Now the next time you see this example in other people's code, you'll understand.

Finally, do not use this type of optimization in specific applications unless you really need to. And most of the time you don't need to do it. But if the time comes and you need to squeeze out the last bit of performance, you need to understand this.
Footnote

[1] Note that in order to be easier to read, I removed some performance optimizations from the above code. The real code is a little bit more complicated.

[2] The example function does not actually do anything valuable or IO, most of which is limited by the Python VM cycle.

  • Related Article

    Contact Us

    The content source of this page is from Internet, which doesn't represent Alibaba Cloud's opinion; products and services mentioned on that page don't have any relationship with Alibaba Cloud.
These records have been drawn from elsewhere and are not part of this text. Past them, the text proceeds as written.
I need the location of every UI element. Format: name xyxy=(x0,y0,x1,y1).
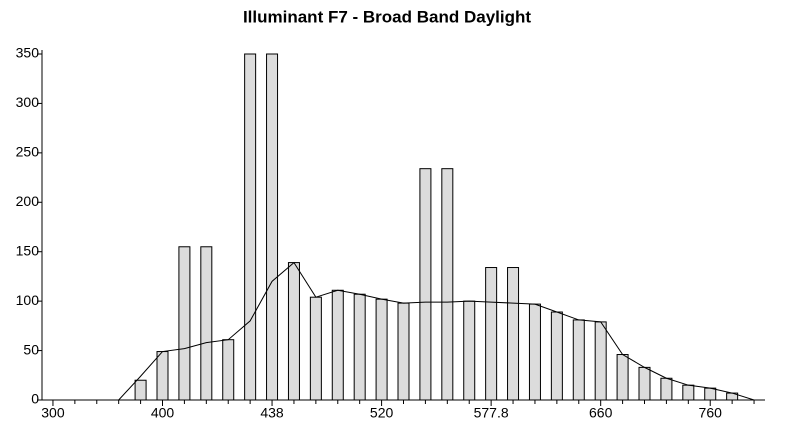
bar xyxy=(331,289,344,401)
y-tick-label: 350 xyxy=(16,45,40,61)
bar xyxy=(244,53,257,401)
bar xyxy=(594,321,607,401)
y-tick-label: 200 xyxy=(16,193,40,209)
y-tick-label: 0 xyxy=(31,391,39,407)
bar xyxy=(572,319,585,401)
x-tick-label: 300 xyxy=(41,405,65,421)
chart-title: Illuminant F7 - Broad Band Daylight xyxy=(243,7,531,26)
bar xyxy=(507,267,520,401)
x-tick-label: 438 xyxy=(260,405,284,421)
bar xyxy=(419,168,432,401)
y-tick-label: 250 xyxy=(16,144,40,160)
bar xyxy=(375,298,388,401)
bar xyxy=(638,366,651,401)
y-tick-label: 100 xyxy=(16,292,40,308)
bar xyxy=(156,351,169,401)
x-tick-label: 660 xyxy=(589,405,613,421)
y-tick-label: 150 xyxy=(16,242,40,258)
bar xyxy=(200,246,213,401)
bar xyxy=(222,339,235,401)
bar xyxy=(660,377,673,401)
x-tick-label: 400 xyxy=(151,405,175,421)
bar xyxy=(266,53,279,401)
y-tick-label: 50 xyxy=(23,341,39,357)
y-tick-label: 300 xyxy=(16,94,40,110)
x-tick-label: 577.8 xyxy=(474,405,509,421)
bar xyxy=(178,246,191,401)
bar xyxy=(397,302,410,401)
bar xyxy=(550,311,563,401)
bar xyxy=(528,303,541,401)
bar xyxy=(287,262,300,401)
bar xyxy=(682,384,695,401)
bar xyxy=(353,293,366,401)
line xyxy=(52,261,755,401)
bar xyxy=(704,387,717,401)
x-tick-label: 760 xyxy=(699,405,723,421)
bar xyxy=(463,300,476,401)
bar xyxy=(485,267,498,401)
x-tick-label: 520 xyxy=(370,405,394,421)
bar xyxy=(441,168,454,401)
bar xyxy=(616,354,629,401)
bar xyxy=(309,296,322,401)
bar xyxy=(134,379,147,401)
If the content of the page makes you feel confusing, please write us an email, we will handle the problem within 5 days after receiving your email.

    If you find any instances of plagiarism from the community, please send an email to: info-contact@alibabacloud.com and provide relevant evidence. A staff member will contact you within 5 working days.

    A Free Trial That Lets You Build Big!

    Start building with 50+ products and up to 12 months usage for Elastic Compute Service

    • Sales Support

      1 on 1 presale consultation

    • After-Sales Support

      24/7 Technical Support 6 Free Tickets per Quarter Faster Response

    • Alibaba Cloud offers highly flexible support services tailored to meet your exact needs.